The Issue

I recently ran into a problem where I wanted to create multiple narrowPeak files using just one BAM file. Creating these narrowPeak files was easy enough (Bash for loop), but later in the pipeline I calculate the coverage of each base in my narrowPeak file. This requires one narrowPeak file with its respective BAM file. I previously put them into the same channel which worked fine; however, creating multiple peak files at the same time from the one BAM file and putting them all into the same channel didn’t work. Rather than put each peak file into its own channel (which would be way more channels than I would want to create), I used this opportunity to learn more about Nextflow and Groovy syntax.

I first collect all my narrowPeak files into one channel and my bam files into another channel.
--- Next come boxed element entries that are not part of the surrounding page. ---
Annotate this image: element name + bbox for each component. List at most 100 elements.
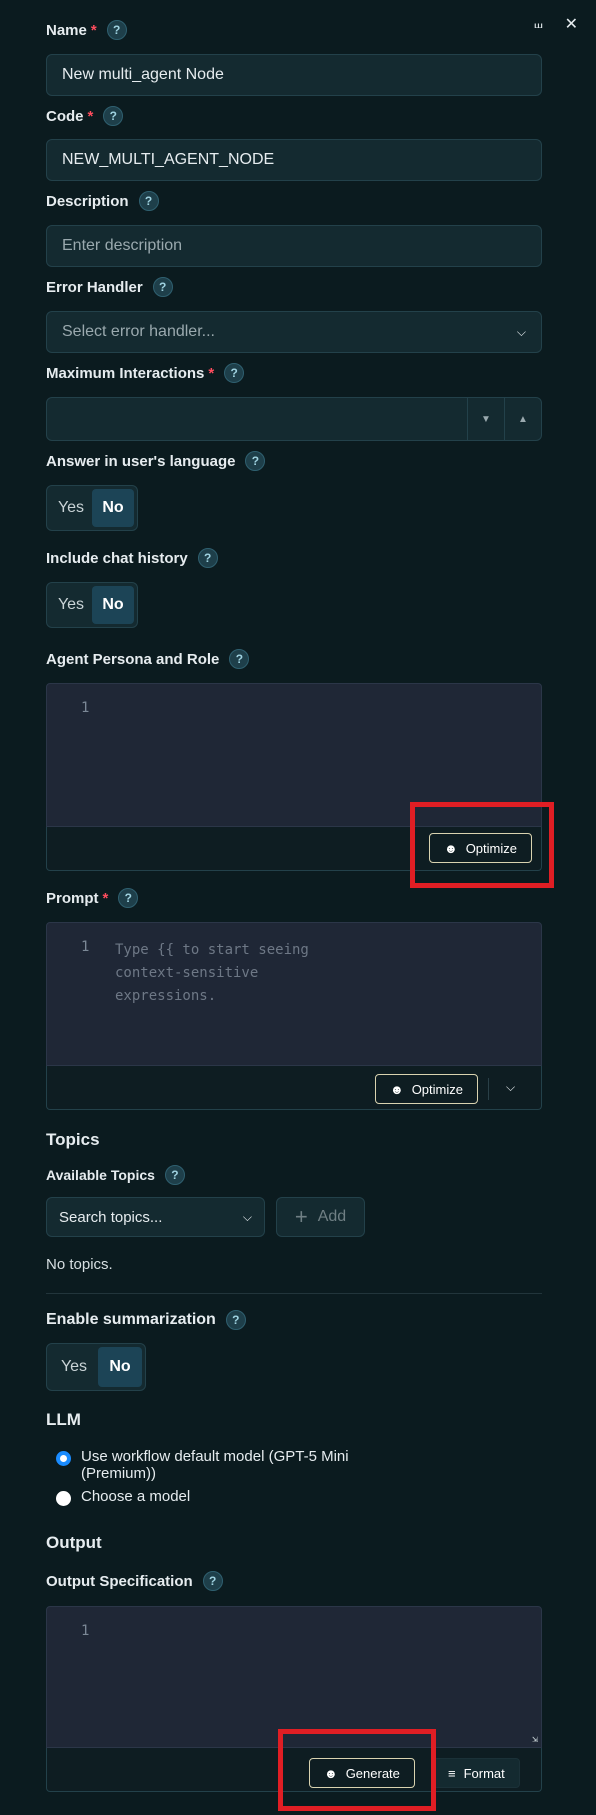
- prompt-label-text: Prompt: [46, 889, 99, 907]
- topics-empty-state: No topics.: [46, 1256, 113, 1273]
- chat-history-label-text: Include chat history: [46, 549, 188, 567]
- description-label: Description ?: [46, 191, 159, 211]
- line-number: 1: [81, 700, 90, 716]
- placeholder-line: expressions.: [115, 988, 217, 1004]
- llm-option-line: Use workflow default model (GPT-5 Mini: [81, 1448, 349, 1465]
- description-label-text: Description: [46, 192, 129, 210]
- plus-icon: +: [294, 1204, 308, 1229]
- name-label-text: Name: [46, 21, 87, 39]
- close-icon[interactable]: ✕: [565, 14, 578, 34]
- toggle-no[interactable]: No: [98, 1347, 142, 1387]
- llm-option-choose[interactable]: Choose a model: [56, 1488, 190, 1506]
- toggle-no[interactable]: No: [92, 586, 134, 624]
- chat-history-label: Include chat history ?: [46, 548, 218, 568]
- prompt-placeholder: Type {{ to start seeing context-sensitiv…: [115, 939, 309, 1008]
- format-label: Format: [463, 1765, 505, 1781]
- placeholder-line: context-sensitive: [115, 965, 259, 981]
- header-icons: ⧢ ✕: [534, 14, 578, 34]
- help-icon[interactable]: ?: [225, 1310, 246, 1330]
- code-value: NEW_MULTI_AGENT_NODE: [62, 151, 275, 168]
- max-interactions-label: Maximum Interactions * ?: [46, 363, 245, 383]
- toggle-yes[interactable]: Yes: [50, 586, 92, 624]
- answer-language-label: Answer in user's language ?: [46, 451, 266, 471]
- help-icon[interactable]: ?: [106, 20, 127, 40]
- output-spec-label-text: Output Specification: [46, 1572, 193, 1590]
- required-marker: *: [102, 889, 109, 907]
- help-icon[interactable]: ?: [118, 888, 139, 908]
- persona-label: Agent Persona and Role ?: [46, 649, 250, 669]
- chevron-up-icon: ▲: [518, 413, 528, 425]
- name-input[interactable]: New multi_agent Node: [46, 54, 542, 96]
- resize-handle-icon[interactable]: ⇲: [532, 1734, 538, 1745]
- error-handler-select[interactable]: Select error handler... ⌵: [46, 311, 542, 353]
- required-marker: *: [90, 21, 97, 39]
- radio-unselected-icon[interactable]: [56, 1491, 71, 1506]
- divider: [488, 1078, 489, 1100]
- error-handler-label: Error Handler ?: [46, 277, 173, 297]
- help-icon[interactable]: ?: [197, 548, 218, 568]
- toggle-yes[interactable]: Yes: [50, 489, 92, 527]
- llm-option-default-label: Use workflow default model (GPT-5 Mini (…: [81, 1448, 349, 1482]
- answer-language-toggle: Yes No: [46, 485, 138, 531]
- optimize-icon: ☻: [390, 1081, 404, 1097]
- line-number: 1: [81, 939, 90, 955]
- help-icon[interactable]: ?: [152, 277, 173, 297]
- toggle-yes[interactable]: Yes: [50, 1347, 98, 1387]
- chevron-down-icon: ⌵: [242, 1209, 252, 1224]
- help-icon[interactable]: ?: [103, 106, 124, 126]
- summarization-label-text: Enable summarization: [46, 1311, 216, 1328]
- chevron-down-icon[interactable]: ⌵: [506, 1080, 515, 1095]
- llm-option-default[interactable]: Use workflow default model (GPT-5 Mini (…: [56, 1448, 349, 1482]
- chevron-down-icon: ⌵: [516, 324, 526, 339]
- persona-label-text: Agent Persona and Role: [46, 650, 220, 668]
- help-icon[interactable]: ?: [202, 1571, 223, 1591]
- format-button[interactable]: ≡ Format: [433, 1758, 520, 1788]
- llm-option-choose-label: Choose a model: [81, 1488, 191, 1505]
- summarization-toggle: Yes No: [46, 1343, 146, 1391]
- increment-button[interactable]: ▲: [504, 398, 541, 440]
- code-label: Code * ?: [46, 106, 124, 126]
- help-icon[interactable]: ?: [229, 649, 250, 669]
- code-input[interactable]: NEW_MULTI_AGENT_NODE: [46, 139, 542, 181]
- available-topics-label-text: Available Topics: [46, 1167, 155, 1183]
- chevron-down-icon: ▼: [481, 413, 491, 425]
- help-icon[interactable]: ?: [224, 363, 245, 383]
- description-input[interactable]: Enter description: [46, 225, 542, 267]
- topics-search-select[interactable]: Search topics... ⌵: [46, 1197, 265, 1237]
- description-placeholder: Enter description: [62, 237, 183, 254]
- answer-language-label-text: Answer in user's language: [46, 452, 236, 470]
- error-handler-placeholder: Select error handler...: [62, 323, 215, 340]
- help-icon[interactable]: ?: [138, 191, 159, 211]
- output-spec-label: Output Specification ?: [46, 1571, 223, 1591]
- optimize-label: Optimize: [411, 1081, 463, 1097]
- prompt-optimize-button[interactable]: ☻ Optimize: [375, 1074, 478, 1104]
- summarization-label: Enable summarization ?: [46, 1310, 246, 1330]
- help-icon[interactable]: ?: [164, 1165, 185, 1185]
- unpin-icon[interactable]: ⧢: [534, 15, 542, 33]
- add-topic-label: Add: [317, 1208, 347, 1225]
- highlight-box: [410, 802, 554, 888]
- required-marker: *: [87, 107, 94, 125]
- required-marker: *: [208, 364, 215, 382]
- error-handler-label-text: Error Handler: [46, 278, 143, 296]
- prompt-editor[interactable]: 1 Type {{ to start seeing context-sensit…: [46, 922, 542, 1066]
- output-spec-editor[interactable]: 1 ⇲: [46, 1606, 542, 1748]
- add-topic-button[interactable]: + Add: [276, 1197, 365, 1237]
- decrement-button[interactable]: ▼: [467, 398, 504, 440]
- section-divider: [46, 1293, 542, 1294]
- toggle-no[interactable]: No: [92, 489, 134, 527]
- help-icon[interactable]: ?: [245, 451, 266, 471]
- output-title: Output: [46, 1533, 102, 1552]
- topics-search-placeholder: Search topics...: [59, 1208, 163, 1226]
- max-interactions-label-text: Maximum Interactions: [46, 364, 205, 382]
- name-value: New multi_agent Node: [62, 66, 224, 83]
- highlight-box: [278, 1729, 436, 1811]
- prompt-label: Prompt * ?: [46, 888, 139, 908]
- placeholder-line: Type {{ to start seeing: [115, 942, 309, 958]
- max-interactions-stepper[interactable]: ▼ ▲: [46, 397, 542, 441]
- code-label-text: Code: [46, 107, 84, 125]
- llm-option-line: (Premium)): [81, 1465, 156, 1482]
- available-topics-label: Available Topics ?: [46, 1165, 185, 1185]
- chat-history-toggle: Yes No: [46, 582, 138, 628]
- radio-selected-icon[interactable]: [56, 1451, 71, 1466]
set val(name), file("*.narrowPeak") into ch_narrowPeaks
file(bam_files) into ch_bam

Then I merge these two channels (outside of a process) into one channel for calculating per-base coverage.
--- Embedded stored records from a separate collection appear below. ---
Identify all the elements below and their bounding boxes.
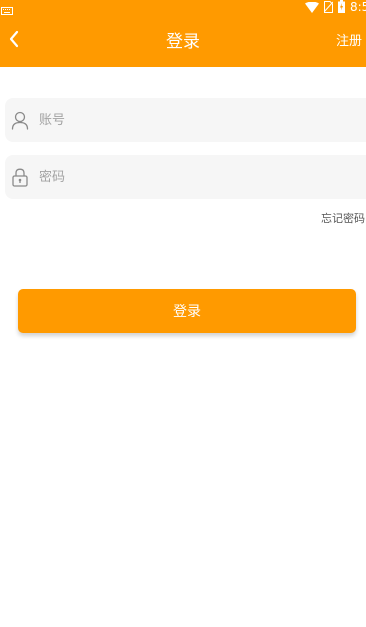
wifi-icon [305,0,319,17]
status-time: 8:5 [350,0,366,14]
login-screen: 8:5 登录 注册 账号 忘记密码 登录 [0,0,366,627]
login-button[interactable]: 登录 [18,289,356,333]
register-button[interactable]: 注册 [336,33,366,51]
account-field[interactable] [5,98,366,142]
status-bar: 8:5 [0,0,366,15]
battery-icon [338,0,345,17]
keyboard-icon [1,0,13,15]
forgot-password-link[interactable]: 忘记密码 [321,212,366,226]
page-title: 登录 [166,32,200,52]
status-icons: 8:5 [305,0,366,14]
password-input[interactable] [39,162,339,192]
password-field[interactable] [5,155,366,199]
nav-bar: 登录 注册 [0,20,366,67]
app-header: 8:5 登录 注册 [0,0,366,67]
user-icon [10,110,30,130]
lock-icon [10,167,30,187]
account-input[interactable] [39,105,339,135]
no-sim-icon [323,0,334,17]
ch_narrowPeaks .merge(ch_bam)
               .set{ ch_pbc }

This next part is what took me a while to figure out. Currently, the output of our ch_pbc has the format of [name, narrowPeak(s), bam, bam.bai]. If the narrowPeaks part of the output is the list, how can I create a new output with each narrowPeak file with the same BAM?

The solution

ch_pbc .map { it -> [it[1],[it[2]]].combinations() }
       .flatten()
       .collate( 2 )
       .set{ ch_pbc }

How it works

That’s all it took! Now let’s walk through what this is doing. First, we are going to change, or “map”, our output so we only have the combinations of the narrowPeaks and Bams (removing the name and bam index). The combinations() function gives all the different combinations of everything within the square brackets. Because the BAM file wasn’t originally in an array like the list of narrowPeaks, I have wrapped it in square brackets. This mapping results in a list of lists which isn’t usable. Thus, we flatten all the values into one list (the values maintain their order). Then we use collate, which will create new objects, each with the length passed in as the parameter. We’ve finally formatted correctly, so let’s set this channel back to the original channel name. Below is an example of what the channel looks like at each state.
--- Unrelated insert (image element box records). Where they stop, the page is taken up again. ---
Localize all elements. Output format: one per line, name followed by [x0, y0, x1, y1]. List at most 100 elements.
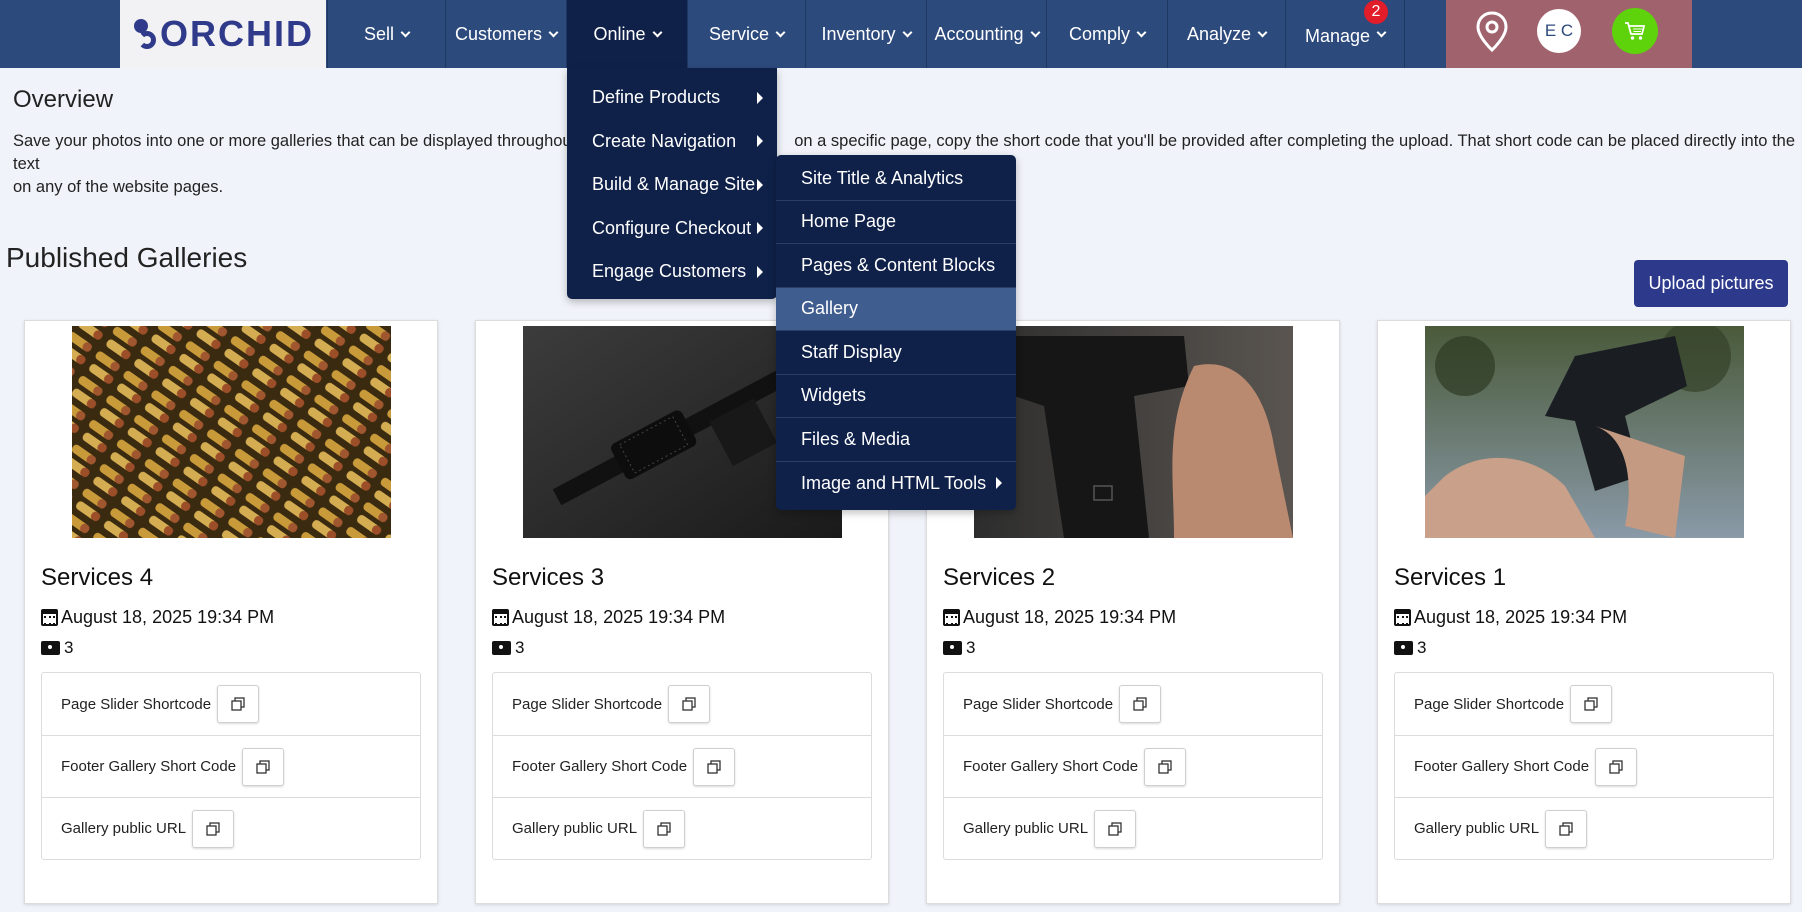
- caret-right-icon: [757, 265, 763, 278]
- top-navbar: ORCHID Sell Customers Online Service Inv…: [0, 0, 1802, 68]
- caret-right-icon: [757, 91, 763, 104]
- page-slider-shortcode-row: Page Slider Shortcode: [493, 673, 871, 735]
- copy-icon: [1584, 697, 1598, 711]
- nav-customers[interactable]: Customers: [445, 0, 566, 68]
- caret-right-icon: [757, 222, 763, 235]
- gallery-public-url-row: Gallery public URL: [1395, 797, 1773, 859]
- copy-icon: [256, 759, 270, 774]
- calendar-icon: [1394, 609, 1411, 626]
- gallery-title: Services 2: [943, 564, 1056, 591]
- calendar-icon: [492, 609, 509, 626]
- shortcode-list: Page Slider Shortcode Footer Gallery Sho…: [41, 672, 421, 860]
- orchid-logo-icon: [132, 17, 158, 51]
- gallery-date: August 18, 2025 19:34 PM: [41, 607, 274, 628]
- overview-title: Overview: [13, 86, 114, 113]
- cart-button[interactable]: [1612, 8, 1658, 54]
- gallery-thumbnail[interactable]: [1425, 326, 1744, 538]
- gallery-photo-count: 3: [41, 638, 73, 658]
- copy-icon: [1133, 697, 1147, 711]
- footer-gallery-shortcode-row: Footer Gallery Short Code: [42, 735, 420, 797]
- gallery-public-url-row: Gallery public URL: [493, 797, 871, 859]
- nav-online[interactable]: Online: [566, 0, 687, 68]
- caret-right-icon: [757, 178, 763, 191]
- copy-icon: [1559, 821, 1573, 836]
- notification-badge: 2: [1364, 0, 1388, 24]
- chevron-down-icon: [400, 27, 411, 37]
- copy-icon: [1158, 759, 1172, 774]
- gallery-photo-count: 3: [943, 638, 975, 658]
- menu-item-create-navigation[interactable]: Create Navigation: [567, 120, 777, 164]
- copy-slider-shortcode-button[interactable]: [668, 685, 711, 723]
- submenu-item-site-title-analytics[interactable]: Site Title & Analytics: [776, 157, 1016, 201]
- nav-service[interactable]: Service: [687, 0, 805, 68]
- caret-right-icon: [757, 135, 763, 148]
- copy-footer-shortcode-button[interactable]: [1595, 747, 1638, 786]
- chevron-down-icon: [1030, 27, 1040, 37]
- copy-public-url-button[interactable]: [643, 809, 686, 848]
- copy-icon: [206, 821, 220, 836]
- copy-public-url-button[interactable]: [1545, 809, 1588, 848]
- gallery-date: August 18, 2025 19:34 PM: [943, 607, 1176, 628]
- chevron-down-icon: [548, 27, 559, 37]
- chevron-down-icon: [902, 27, 912, 37]
- copy-slider-shortcode-button[interactable]: [217, 685, 260, 723]
- submenu-item-staff-display[interactable]: Staff Display: [776, 331, 1016, 375]
- chevron-down-icon: [652, 27, 662, 37]
- calendar-icon: [41, 609, 58, 626]
- shortcode-list: Page Slider Shortcode Footer Gallery Sho…: [1394, 672, 1774, 860]
- shortcode-list: Page Slider Shortcode Footer Gallery Sho…: [943, 672, 1323, 860]
- caret-right-icon: [996, 477, 1002, 490]
- nav-inventory[interactable]: Inventory: [805, 0, 926, 68]
- page-slider-shortcode-row: Page Slider Shortcode: [1395, 673, 1773, 735]
- copy-icon: [231, 697, 245, 711]
- copy-slider-shortcode-button[interactable]: [1119, 685, 1162, 723]
- copy-public-url-button[interactable]: [192, 809, 235, 848]
- chevron-down-icon: [1376, 27, 1387, 37]
- copy-icon: [1609, 759, 1623, 774]
- submenu-item-gallery[interactable]: Gallery: [776, 287, 1016, 331]
- gallery-date: August 18, 2025 19:34 PM: [1394, 607, 1627, 628]
- calendar-icon: [943, 609, 960, 626]
- copy-icon: [1108, 821, 1122, 836]
- copy-public-url-button[interactable]: [1094, 809, 1137, 848]
- gallery-card: Services 1 August 18, 2025 19:34 PM 3 Pa…: [1377, 320, 1791, 904]
- menu-item-define-products[interactable]: Define Products: [567, 76, 777, 120]
- brand-logo[interactable]: ORCHID: [120, 0, 326, 68]
- nav-sell[interactable]: Sell: [327, 0, 445, 68]
- menu-item-configure-checkout[interactable]: Configure Checkout: [567, 207, 777, 251]
- nav-comply[interactable]: Comply: [1046, 0, 1167, 68]
- camera-icon: [1394, 641, 1413, 655]
- nav-manage[interactable]: Manage 2: [1285, 0, 1405, 68]
- gallery-photo-count: 3: [1394, 638, 1426, 658]
- menu-item-engage-customers[interactable]: Engage Customers: [567, 250, 777, 294]
- copy-slider-shortcode-button[interactable]: [1570, 685, 1613, 723]
- copy-footer-shortcode-button[interactable]: [1144, 747, 1187, 786]
- gallery-public-url-row: Gallery public URL: [42, 797, 420, 859]
- upload-pictures-button[interactable]: Upload pictures: [1634, 260, 1788, 307]
- gallery-date: August 18, 2025 19:34 PM: [492, 607, 725, 628]
- cart-icon: [1625, 22, 1646, 40]
- menu-item-build-manage-site[interactable]: Build & Manage Site: [567, 163, 777, 207]
- footer-gallery-shortcode-row: Footer Gallery Short Code: [944, 735, 1322, 797]
- page-slider-shortcode-row: Page Slider Shortcode: [42, 673, 420, 735]
- shortcode-list: Page Slider Shortcode Footer Gallery Sho…: [492, 672, 872, 860]
- copy-icon: [657, 821, 671, 836]
- copy-footer-shortcode-button[interactable]: [693, 747, 736, 786]
- user-avatar[interactable]: E C: [1537, 9, 1581, 53]
- online-dropdown-menu: Define Products Create Navigation Build …: [567, 68, 777, 299]
- submenu-item-pages-content-blocks[interactable]: Pages & Content Blocks: [776, 244, 1016, 288]
- page-slider-shortcode-row: Page Slider Shortcode: [944, 673, 1322, 735]
- gallery-public-url-row: Gallery public URL: [944, 797, 1322, 859]
- nav-analyze[interactable]: Analyze: [1167, 0, 1285, 68]
- submenu-item-home-page[interactable]: Home Page: [776, 201, 1016, 244]
- nav-accounting[interactable]: Accounting: [926, 0, 1046, 68]
- submenu-item-widgets[interactable]: Widgets: [776, 375, 1016, 418]
- chevron-down-icon: [775, 27, 786, 37]
- submenu-item-image-html-tools[interactable]: Image and HTML Tools: [776, 462, 1016, 506]
- copy-footer-shortcode-button[interactable]: [242, 747, 285, 786]
- location-pin-icon[interactable]: [1474, 10, 1510, 54]
- gallery-thumbnail[interactable]: [974, 326, 1293, 538]
- footer-gallery-shortcode-row: Footer Gallery Short Code: [1395, 735, 1773, 797]
- gallery-thumbnail[interactable]: [72, 326, 391, 538]
- submenu-item-files-media[interactable]: Files & Media: [776, 418, 1016, 462]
ch_pbc -> ['sample1', ['sample1-q1.narrowPeak', 'sample1-q2.narrowPeak'], 'sample1.bam', 'sample1.bam.bai']
ch_pbc.map -> [['sample1-q1.narrowPeak', 'sample1.bam'], ['sample1-q2.narrowPeak', 'sample1.bam']]
      .flatten -> ['sample1-q1.narrowPeak', 'sample1.bam', 'sample1-q2.narrowPeak', 'sample1.bam']
      .collate -> ['sample1-q1.narrowPeak', 'sample1.bam']
                  ['sample1-q2.narrowPeak', 'sample1.bam'] 

And that is how you can iterate over a list in a channel to create new channel objects!